高校生になると、勉強、人間関係、生活リズムなどさまざまな場面で悩みが増え、「自分だけ周りと違う気がする」「もしかして発達障害なのでは」と感じることがあります。自分の特性を知りたいと思うことは、自分自身を理解するための大切な一歩です。この記事では、発達障害について調べる方法や、診断を受ける流れ、周囲に相談する時のポイントについて解説します。
発達障害かもしれないと感じるきっかけ
発達障害には、注意力の特徴、コミュニケーションの特徴、感覚の感じ方など、さまざまな傾向があります。ただし、当てはまる特徴があるからといって必ず発達障害というわけではありません。
例えば、「忘れ物が多い」「集中が続きにくい」「予定変更が苦手」「人との会話で疲れやすい」といった悩みは、多くの人が経験することがあります。大切なのは、特徴の有無よりも、それによって日常生活で困りごとがあるかどうかです。
高校生活では環境の変化やストレスによって、今まで気にならなかったことが強く感じられる場合もあります。そのため、自分を責めるのではなく、まずは自分の状態を整理することが大切です。
発達障害の診断は自分だけでできるものではない
インターネット上には発達障害のチェックリストや簡易診断がありますが、それだけで正式な診断をすることはできません。診断には、本人の困りごとやこれまでの成長過程、生活状況などを総合的に確認する必要があります。
医療機関では、医師や専門スタッフが本人の話を聞きながら、必要に応じて心理検査などを行います。その結果をもとに、特性や必要なサポートについて考えていきます。

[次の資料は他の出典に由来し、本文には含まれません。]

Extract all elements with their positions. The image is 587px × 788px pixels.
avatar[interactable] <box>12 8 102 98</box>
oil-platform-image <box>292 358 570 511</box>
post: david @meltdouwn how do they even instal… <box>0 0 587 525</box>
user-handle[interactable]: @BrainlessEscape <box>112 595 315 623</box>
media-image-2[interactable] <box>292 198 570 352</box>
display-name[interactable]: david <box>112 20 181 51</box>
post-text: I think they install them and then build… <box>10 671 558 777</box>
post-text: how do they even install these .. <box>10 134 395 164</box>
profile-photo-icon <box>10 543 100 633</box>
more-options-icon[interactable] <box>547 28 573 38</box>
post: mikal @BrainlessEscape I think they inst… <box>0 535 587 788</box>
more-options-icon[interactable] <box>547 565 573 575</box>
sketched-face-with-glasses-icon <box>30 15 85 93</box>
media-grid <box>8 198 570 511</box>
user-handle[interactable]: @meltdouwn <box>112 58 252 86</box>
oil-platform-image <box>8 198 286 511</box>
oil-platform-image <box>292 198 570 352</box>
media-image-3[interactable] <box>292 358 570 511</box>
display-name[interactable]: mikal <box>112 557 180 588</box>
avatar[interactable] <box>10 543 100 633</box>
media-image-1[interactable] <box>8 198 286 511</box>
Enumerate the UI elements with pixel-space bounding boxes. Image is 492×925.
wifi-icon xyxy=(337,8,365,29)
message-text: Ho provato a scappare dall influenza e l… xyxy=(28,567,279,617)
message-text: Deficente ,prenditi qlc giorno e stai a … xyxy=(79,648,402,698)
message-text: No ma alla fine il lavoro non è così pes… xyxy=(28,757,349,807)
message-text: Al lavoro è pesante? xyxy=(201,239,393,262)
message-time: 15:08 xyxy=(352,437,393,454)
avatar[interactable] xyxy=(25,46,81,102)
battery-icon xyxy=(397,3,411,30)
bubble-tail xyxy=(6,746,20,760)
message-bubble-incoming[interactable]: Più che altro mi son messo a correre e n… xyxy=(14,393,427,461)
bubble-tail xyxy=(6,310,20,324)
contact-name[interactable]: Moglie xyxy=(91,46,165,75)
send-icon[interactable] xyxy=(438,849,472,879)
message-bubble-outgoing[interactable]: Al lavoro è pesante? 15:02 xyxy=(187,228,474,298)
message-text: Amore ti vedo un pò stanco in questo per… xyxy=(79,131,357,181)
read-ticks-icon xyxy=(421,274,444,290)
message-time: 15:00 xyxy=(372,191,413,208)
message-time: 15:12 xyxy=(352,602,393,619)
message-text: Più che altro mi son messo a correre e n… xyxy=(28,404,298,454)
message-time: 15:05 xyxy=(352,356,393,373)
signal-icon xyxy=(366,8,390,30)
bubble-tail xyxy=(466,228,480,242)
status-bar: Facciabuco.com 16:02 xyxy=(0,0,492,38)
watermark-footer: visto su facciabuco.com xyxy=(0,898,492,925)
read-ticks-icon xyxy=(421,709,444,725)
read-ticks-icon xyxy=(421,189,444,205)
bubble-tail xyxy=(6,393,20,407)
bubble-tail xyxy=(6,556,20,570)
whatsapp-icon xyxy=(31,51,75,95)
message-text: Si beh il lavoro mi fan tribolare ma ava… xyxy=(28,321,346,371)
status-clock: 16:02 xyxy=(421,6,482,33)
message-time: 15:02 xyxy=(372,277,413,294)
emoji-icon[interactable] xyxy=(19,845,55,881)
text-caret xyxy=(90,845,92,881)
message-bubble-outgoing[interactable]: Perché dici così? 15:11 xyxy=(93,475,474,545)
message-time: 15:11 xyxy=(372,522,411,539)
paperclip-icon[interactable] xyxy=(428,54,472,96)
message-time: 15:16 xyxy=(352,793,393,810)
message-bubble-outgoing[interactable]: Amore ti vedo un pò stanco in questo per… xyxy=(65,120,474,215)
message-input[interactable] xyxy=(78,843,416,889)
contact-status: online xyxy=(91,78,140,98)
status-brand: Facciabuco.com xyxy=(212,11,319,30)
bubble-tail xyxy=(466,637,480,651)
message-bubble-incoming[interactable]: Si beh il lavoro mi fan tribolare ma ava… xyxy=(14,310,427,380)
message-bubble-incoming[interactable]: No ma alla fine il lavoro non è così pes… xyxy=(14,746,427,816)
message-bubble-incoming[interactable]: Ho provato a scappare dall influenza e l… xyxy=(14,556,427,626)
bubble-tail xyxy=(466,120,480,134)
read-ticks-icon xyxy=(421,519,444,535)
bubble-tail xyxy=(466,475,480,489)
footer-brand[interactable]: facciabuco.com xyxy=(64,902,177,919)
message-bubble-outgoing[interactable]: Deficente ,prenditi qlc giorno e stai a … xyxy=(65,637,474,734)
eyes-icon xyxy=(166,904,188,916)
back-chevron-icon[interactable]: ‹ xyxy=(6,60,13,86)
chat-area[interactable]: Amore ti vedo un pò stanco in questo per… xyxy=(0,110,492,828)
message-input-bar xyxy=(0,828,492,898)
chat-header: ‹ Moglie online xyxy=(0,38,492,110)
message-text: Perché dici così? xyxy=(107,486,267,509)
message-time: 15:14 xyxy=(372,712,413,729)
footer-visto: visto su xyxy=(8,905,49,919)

「自分がおかしいから診断を受ける」という考えではなく、「自分の得意なことや苦手なことを知り、生活しやすくするために調べる」と考えることが大切です。
高校生が一人で発達障害について調べる方法
まずできることは、自分が困っていることを整理することです。例えば、学校生活、友人関係、家での生活などで困る場面をメモしておくと、自分の状態を客観的に見やすくなります。
具体的には、「授業中に集中できないことが多い」「人の話を聞き逃してしまう」「予定を立てるのが苦手」など、できるだけ具体的な状況を書き出すことが役立ちます。

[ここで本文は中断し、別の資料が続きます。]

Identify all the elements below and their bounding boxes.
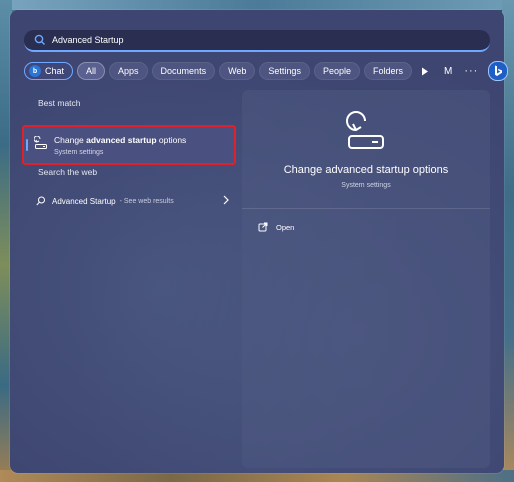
open-action[interactable]: Open xyxy=(258,222,294,232)
selection-indicator xyxy=(26,139,28,151)
best-match-heading: Best match xyxy=(38,98,81,108)
preview-title: Change advanced startup options xyxy=(283,164,449,176)
filter-folders[interactable]: Folders xyxy=(363,62,412,80)
preview-pane: Change advanced startup options System s… xyxy=(242,90,490,468)
wallpaper-top xyxy=(0,0,514,10)
play-arrow-icon xyxy=(422,67,428,75)
advanced-startup-icon xyxy=(34,136,47,149)
filter-settings[interactable]: Settings xyxy=(259,62,310,80)
start-search-panel: Advanced Startup b Chat All Apps Documen… xyxy=(10,10,509,473)
filter-bar: b Chat All Apps Documents Web Settings P… xyxy=(24,61,509,81)
search-icon xyxy=(36,196,45,206)
filter-chat-label: Chat xyxy=(45,66,65,76)
open-label: Open xyxy=(276,222,295,232)
preview-subtitle: System settings xyxy=(341,182,391,189)
filter-people[interactable]: People xyxy=(313,62,360,80)
filter-all[interactable]: All xyxy=(77,62,106,80)
best-match-result[interactable]: Change advanced startup options System s… xyxy=(22,125,236,165)
filter-chat[interactable]: b Chat xyxy=(24,62,74,80)
account-avatar[interactable]: M xyxy=(444,66,452,77)
best-match-subtitle: System settings xyxy=(54,149,104,156)
web-result-hint: - See web results xyxy=(119,197,174,205)
web-result-text: Advanced Startup xyxy=(52,196,116,206)
bing-icon: b xyxy=(29,65,41,77)
filter-documents[interactable]: Documents xyxy=(151,62,216,80)
more-filters-button[interactable] xyxy=(418,62,432,80)
search-icon xyxy=(34,34,45,45)
open-external-icon xyxy=(258,222,268,232)
filter-apps[interactable]: Apps xyxy=(109,62,148,80)
web-result-item[interactable]: Advanced Startup - See web results xyxy=(22,190,236,212)
search-query: Advanced Startup xyxy=(52,35,124,45)
filter-web[interactable]: Web xyxy=(219,62,256,80)
advanced-startup-large-icon xyxy=(346,111,384,149)
bing-logo-icon xyxy=(495,65,503,76)
chevron-right-icon[interactable] xyxy=(222,195,230,205)
bing-chat-button[interactable] xyxy=(488,61,509,81)
search-web-heading: Search the web xyxy=(38,167,98,177)
more-options-button[interactable]: ··· xyxy=(464,65,478,77)
preview-divider xyxy=(242,208,490,209)
best-match-title: Change advanced startup options xyxy=(54,135,187,145)
search-input[interactable]: Advanced Startup xyxy=(24,30,490,52)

また、発達障害について正しい情報を調べることも重要です。SNSやインターネットにはさまざまな情報がありますが、個人の経験だけで判断せず、医療機関や公的な情報も参考にしましょう。
親に知られずに相談や検査を受けたい場合
高校生の場合、医療機関を受診する際には年齢や地域によって保護者の同意や付き添いが必要になる場合があります。そのため、完全に一人だけで診断まで進めることが難しいケースもあります。

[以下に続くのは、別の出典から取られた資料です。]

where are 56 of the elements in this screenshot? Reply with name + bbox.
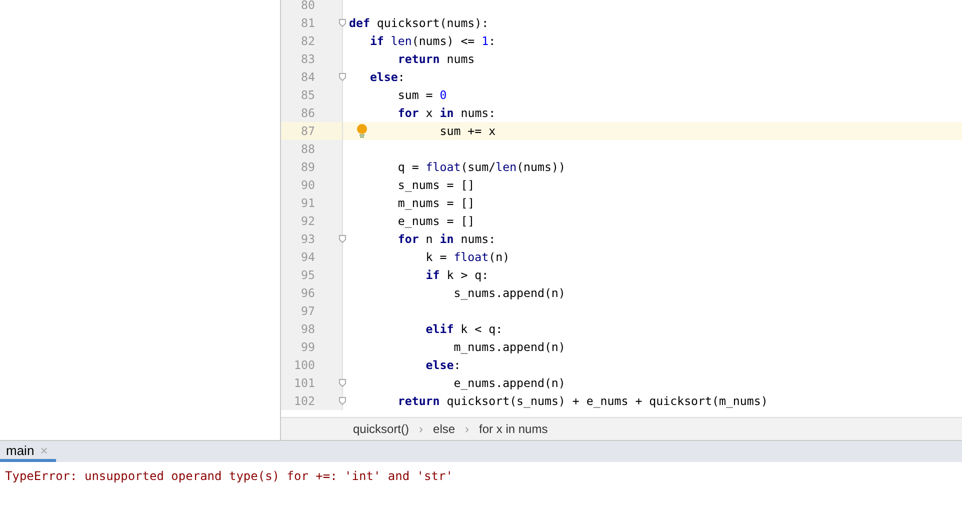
fold-marker-icon[interactable] — [339, 379, 346, 387]
line-number: 82 — [300, 34, 315, 48]
code-line: s_nums.append(n) — [454, 286, 566, 300]
line-number: 98 — [300, 322, 315, 336]
fold-marker-icon[interactable] — [339, 397, 346, 405]
line-number: 96 — [300, 286, 315, 300]
error-message: TypeError: unsupported operand type(s) for +=: 'int' and 'str' — [5, 468, 454, 485]
code-line: for n in nums: — [398, 232, 496, 246]
code-line: return quicksort(s_nums) + e_nums + quicksort(m_nums) — [398, 394, 768, 408]
line-number: 81 — [300, 16, 315, 30]
code-line: for x in nums: — [398, 106, 496, 120]
code-line: def quicksort(nums): — [349, 16, 489, 30]
line-number: 95 — [300, 268, 315, 282]
line-number: 89 — [300, 160, 315, 174]
line-number: 84 — [300, 70, 315, 84]
line-number: 101 — [293, 376, 315, 390]
code-line: return nums — [398, 52, 475, 66]
code-line: sum += x — [440, 124, 496, 138]
code-line: q = float(sum/len(nums)) — [398, 160, 566, 174]
breadcrumb[interactable]: for x in nums — [479, 422, 548, 436]
breadcrumb-separator: › — [419, 422, 424, 436]
run-tab[interactable]: main × — [0, 441, 56, 462]
line-number: 80 — [300, 0, 315, 12]
code-line: if k > q: — [426, 268, 489, 282]
breadcrumb-separator: › — [465, 422, 470, 436]
code-line: else: — [426, 358, 461, 372]
line-number: 83 — [300, 52, 315, 66]
line-number: 92 — [300, 214, 315, 228]
fold-marker-icon[interactable] — [339, 73, 346, 81]
fold-marker-icon[interactable] — [339, 19, 346, 27]
line-number: 88 — [300, 142, 315, 156]
line-number: 97 — [300, 304, 315, 318]
code-line: else: — [370, 70, 405, 84]
line-number: 94 — [300, 250, 315, 264]
line-number: 93 — [300, 232, 315, 246]
line-number: 100 — [293, 358, 315, 372]
code-line: if len(nums) <= 1: — [370, 34, 496, 48]
breadcrumb[interactable]: quicksort() — [353, 422, 410, 436]
lightbulb-icon[interactable] — [356, 123, 368, 138]
code-line: e_nums.append(n) — [454, 376, 566, 390]
line-number: 99 — [300, 340, 315, 354]
line-number: 85 — [300, 88, 315, 102]
code-line: k = float(n) — [426, 250, 510, 264]
code-line: elif k < q: — [426, 322, 503, 336]
code-line: m_nums = [] — [398, 196, 475, 210]
code-line: m_nums.append(n) — [454, 340, 566, 354]
code-line: e_nums = [] — [398, 214, 475, 228]
line-number: 86 — [300, 106, 315, 120]
line-number: 90 — [300, 178, 315, 192]
code-line: sum = 0 — [398, 88, 447, 102]
line-number: 91 — [300, 196, 315, 210]
breadcrumb[interactable]: else — [433, 422, 456, 436]
fold-marker-icon[interactable] — [339, 235, 346, 243]
line-number: 87 — [300, 124, 315, 138]
code-line: s_nums = [] — [398, 178, 475, 192]
line-number: 102 — [293, 394, 315, 408]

ただし、悩みを相談できる場所は医療機関だけではありません。学校のスクールカウンセラー、保健室の先生、地域の相談窓口など、まず話を聞いてもらえる場所もあります。
「親に言うのが怖い」「理解してもらえるかわからない」という場合でも、最初から診断を決めつける必要はありません。「学校生活で困っていることがある」と相談するだけでも、自分に合ったサポートにつながることがあります。
発達障害かどうかより大切なこと
発達障害の診断があるかどうかに関係なく、自分が困っていることへの対策を考えることが大切です。例えば、忘れ物が多い場合はメモやスマートフォンの通知を使う、人間関係で疲れる場合は一人の時間を作るなど、工夫によって楽になることがあります。
また、自分の苦手な部分だけを見るのではなく、得意なことや好きなことにも目を向けることが大切です。特定の分野で高い集中力を発揮したり、独自の考え方が強みになる人もいます。
「普通にできない自分がおかしい」と考える必要はありません。人にはそれぞれ違う得意不得意があり、自分に合った方法を探すことが大切です。
まとめ
発達障害かもしれないと感じた時は、不安になることもありますが、それは自分自身を理解しようとしている大切なサインです。
簡易チェックだけで判断するのではなく、困っていることを整理し、必要であれば専門家や相談できる場所につながることが大切です。
自分の特徴を知ることは「自分がおかしいと証明すること」ではなく、これから少しでも生きやすくするための方法を見つけることにつながります。